Les idées qu’Abloh explore sur le but de la mode sont plus intéressantes que les vêtements qu’il a montrés jeudi. Certaines parties, bien que conçues par la star de l’industrie Ib Kamara, ressemblaient étrangement à la collection automne 2016 de Walter Van Beirendonck. (Comme Van Beirendonck a déclaré Hypebeast vendredi, « Il ne s’agit pas simplement de copier, il utilise mon univers, mes idées, mes couleurs, mes signatures, mes coupes, mes formes comme tableau d’humeur de la collection. »)

Dans une maison comme Vuitton, qui a dirigé le mouvement de battage médiatique de la mode masculine avant même l’arrivée d’Abloh, l’upcycling saisonnier est une affaire audacieuse. Ces dernières années, la mode masculine a même mis l’accent sur la nouveauté et la consommation constante Suite pathologiques comme les vêtements pour femmes, avec un modèle basé sur les gouttes qui a appris aux consommateurs que les vêtements peuvent et doivent venir à tout moment et disparaissent en un éclair. Chez Off-White et Vuitton, Abloh était l’un des principaux praticiens de la mode axée sur le battage médiatique. Son nouvel intérêt pour l’upcycling suggère qu’il souhaite faire tourner le navire dans une direction différente.

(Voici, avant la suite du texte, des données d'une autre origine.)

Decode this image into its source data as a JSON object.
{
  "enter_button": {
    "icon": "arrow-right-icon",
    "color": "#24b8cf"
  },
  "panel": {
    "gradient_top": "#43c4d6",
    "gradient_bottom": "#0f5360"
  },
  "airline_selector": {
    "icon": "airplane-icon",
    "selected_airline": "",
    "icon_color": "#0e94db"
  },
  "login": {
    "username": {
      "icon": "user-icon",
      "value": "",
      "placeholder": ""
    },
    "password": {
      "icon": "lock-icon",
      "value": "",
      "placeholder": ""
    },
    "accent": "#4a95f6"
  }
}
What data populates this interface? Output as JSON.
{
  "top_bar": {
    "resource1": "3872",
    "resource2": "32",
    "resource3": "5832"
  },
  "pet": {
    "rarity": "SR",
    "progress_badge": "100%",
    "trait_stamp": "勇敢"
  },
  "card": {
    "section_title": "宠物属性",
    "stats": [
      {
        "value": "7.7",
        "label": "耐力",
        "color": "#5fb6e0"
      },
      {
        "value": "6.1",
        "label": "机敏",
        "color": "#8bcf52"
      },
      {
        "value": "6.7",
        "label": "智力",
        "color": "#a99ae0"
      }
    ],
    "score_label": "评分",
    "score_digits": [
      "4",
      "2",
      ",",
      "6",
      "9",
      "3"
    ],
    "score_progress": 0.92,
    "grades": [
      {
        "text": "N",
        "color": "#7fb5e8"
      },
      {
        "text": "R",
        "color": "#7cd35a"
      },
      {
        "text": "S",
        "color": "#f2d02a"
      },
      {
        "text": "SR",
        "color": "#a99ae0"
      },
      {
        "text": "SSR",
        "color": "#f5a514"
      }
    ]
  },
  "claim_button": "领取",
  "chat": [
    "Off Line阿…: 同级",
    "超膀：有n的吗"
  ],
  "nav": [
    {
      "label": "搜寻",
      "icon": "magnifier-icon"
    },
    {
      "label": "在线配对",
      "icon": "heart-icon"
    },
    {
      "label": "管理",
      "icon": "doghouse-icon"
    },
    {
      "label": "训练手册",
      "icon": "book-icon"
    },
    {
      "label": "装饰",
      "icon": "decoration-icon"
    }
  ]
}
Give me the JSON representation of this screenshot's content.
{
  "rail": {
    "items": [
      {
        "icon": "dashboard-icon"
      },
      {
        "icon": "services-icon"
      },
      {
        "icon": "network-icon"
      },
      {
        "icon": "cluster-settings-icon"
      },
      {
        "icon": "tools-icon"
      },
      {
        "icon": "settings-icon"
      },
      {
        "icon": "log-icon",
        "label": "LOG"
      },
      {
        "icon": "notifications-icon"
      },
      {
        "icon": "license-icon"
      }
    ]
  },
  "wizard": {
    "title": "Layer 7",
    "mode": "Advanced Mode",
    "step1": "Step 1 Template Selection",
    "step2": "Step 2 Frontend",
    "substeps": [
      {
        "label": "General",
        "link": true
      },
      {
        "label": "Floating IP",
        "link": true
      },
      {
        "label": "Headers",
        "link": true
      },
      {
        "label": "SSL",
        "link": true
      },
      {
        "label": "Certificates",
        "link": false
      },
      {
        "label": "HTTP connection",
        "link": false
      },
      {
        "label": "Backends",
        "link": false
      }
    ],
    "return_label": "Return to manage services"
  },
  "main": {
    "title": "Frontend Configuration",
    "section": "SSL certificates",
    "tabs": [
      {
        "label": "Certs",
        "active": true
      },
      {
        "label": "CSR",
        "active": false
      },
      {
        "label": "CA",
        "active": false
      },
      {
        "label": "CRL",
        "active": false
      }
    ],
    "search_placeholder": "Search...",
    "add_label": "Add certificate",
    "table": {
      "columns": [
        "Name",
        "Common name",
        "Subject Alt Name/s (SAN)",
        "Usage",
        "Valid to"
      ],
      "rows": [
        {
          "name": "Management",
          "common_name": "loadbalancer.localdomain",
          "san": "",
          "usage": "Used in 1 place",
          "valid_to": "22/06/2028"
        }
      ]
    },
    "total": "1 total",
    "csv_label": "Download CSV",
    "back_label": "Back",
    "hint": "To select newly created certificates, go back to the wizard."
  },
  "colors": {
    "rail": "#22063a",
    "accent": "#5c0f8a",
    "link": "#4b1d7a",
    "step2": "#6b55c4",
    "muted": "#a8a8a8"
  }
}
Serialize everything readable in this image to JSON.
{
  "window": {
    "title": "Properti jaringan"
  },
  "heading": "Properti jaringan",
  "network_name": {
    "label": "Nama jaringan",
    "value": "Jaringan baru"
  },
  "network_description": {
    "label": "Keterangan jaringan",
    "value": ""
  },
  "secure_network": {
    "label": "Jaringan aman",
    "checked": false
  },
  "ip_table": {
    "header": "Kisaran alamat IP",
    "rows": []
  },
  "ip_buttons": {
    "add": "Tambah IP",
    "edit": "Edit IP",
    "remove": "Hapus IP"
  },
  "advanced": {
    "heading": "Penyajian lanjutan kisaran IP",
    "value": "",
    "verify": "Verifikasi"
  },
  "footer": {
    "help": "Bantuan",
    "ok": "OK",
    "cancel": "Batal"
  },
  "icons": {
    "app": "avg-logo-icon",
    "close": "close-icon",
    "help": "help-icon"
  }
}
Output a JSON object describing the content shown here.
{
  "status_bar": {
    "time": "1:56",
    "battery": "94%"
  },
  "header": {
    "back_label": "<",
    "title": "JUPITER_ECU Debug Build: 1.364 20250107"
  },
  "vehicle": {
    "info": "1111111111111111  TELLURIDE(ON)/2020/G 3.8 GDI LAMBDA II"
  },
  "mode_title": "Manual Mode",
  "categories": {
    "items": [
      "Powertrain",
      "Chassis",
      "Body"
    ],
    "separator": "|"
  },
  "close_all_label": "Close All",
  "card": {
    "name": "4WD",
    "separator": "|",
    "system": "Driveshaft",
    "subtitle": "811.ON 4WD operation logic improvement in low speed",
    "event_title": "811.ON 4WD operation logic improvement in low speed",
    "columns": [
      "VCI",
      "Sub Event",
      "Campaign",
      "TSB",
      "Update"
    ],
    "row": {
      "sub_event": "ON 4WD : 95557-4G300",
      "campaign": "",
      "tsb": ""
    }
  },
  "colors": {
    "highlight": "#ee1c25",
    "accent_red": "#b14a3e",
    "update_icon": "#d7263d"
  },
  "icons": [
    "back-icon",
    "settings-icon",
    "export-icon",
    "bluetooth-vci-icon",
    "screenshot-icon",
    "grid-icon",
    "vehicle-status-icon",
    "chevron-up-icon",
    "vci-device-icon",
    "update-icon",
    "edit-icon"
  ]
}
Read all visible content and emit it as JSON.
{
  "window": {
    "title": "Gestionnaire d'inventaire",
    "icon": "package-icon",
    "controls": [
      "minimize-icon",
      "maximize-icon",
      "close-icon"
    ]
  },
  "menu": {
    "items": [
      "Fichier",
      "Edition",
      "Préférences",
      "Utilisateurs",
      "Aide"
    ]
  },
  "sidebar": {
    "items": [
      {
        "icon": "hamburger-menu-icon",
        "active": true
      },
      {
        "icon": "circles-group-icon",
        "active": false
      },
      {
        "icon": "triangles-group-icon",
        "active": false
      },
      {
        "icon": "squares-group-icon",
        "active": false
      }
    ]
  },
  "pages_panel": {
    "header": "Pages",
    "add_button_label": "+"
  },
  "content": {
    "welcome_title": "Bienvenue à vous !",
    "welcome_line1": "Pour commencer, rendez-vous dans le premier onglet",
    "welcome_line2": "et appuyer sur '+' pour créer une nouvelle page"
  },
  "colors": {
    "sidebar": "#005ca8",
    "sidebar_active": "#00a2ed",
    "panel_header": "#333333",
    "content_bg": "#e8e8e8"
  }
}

Les vêtements pour hommes ont besoin d’une refonte radicale de leur modèle de rêve. (Les vêtements pour femmes aussi, mais ils sont pris dans un système désuet de fantasmes et d’influenceurs auxquels les vêtements pour hommes ont été parfaitement immunisés pour la plupart.) Comment les hommes peuvent-ils passer du bâillement à la recherche de ce qu’ils veulent vraiment, qui signifient quelque chose pour eux? Comment peuvent-ils arrêter de penser à s’habiller pour se pencher? Une possibilité pourrait être d’arrêter d’essayer d’effacer l’ancien monde, mais plutôt de reconstruire à partir de nos propres excès matériels.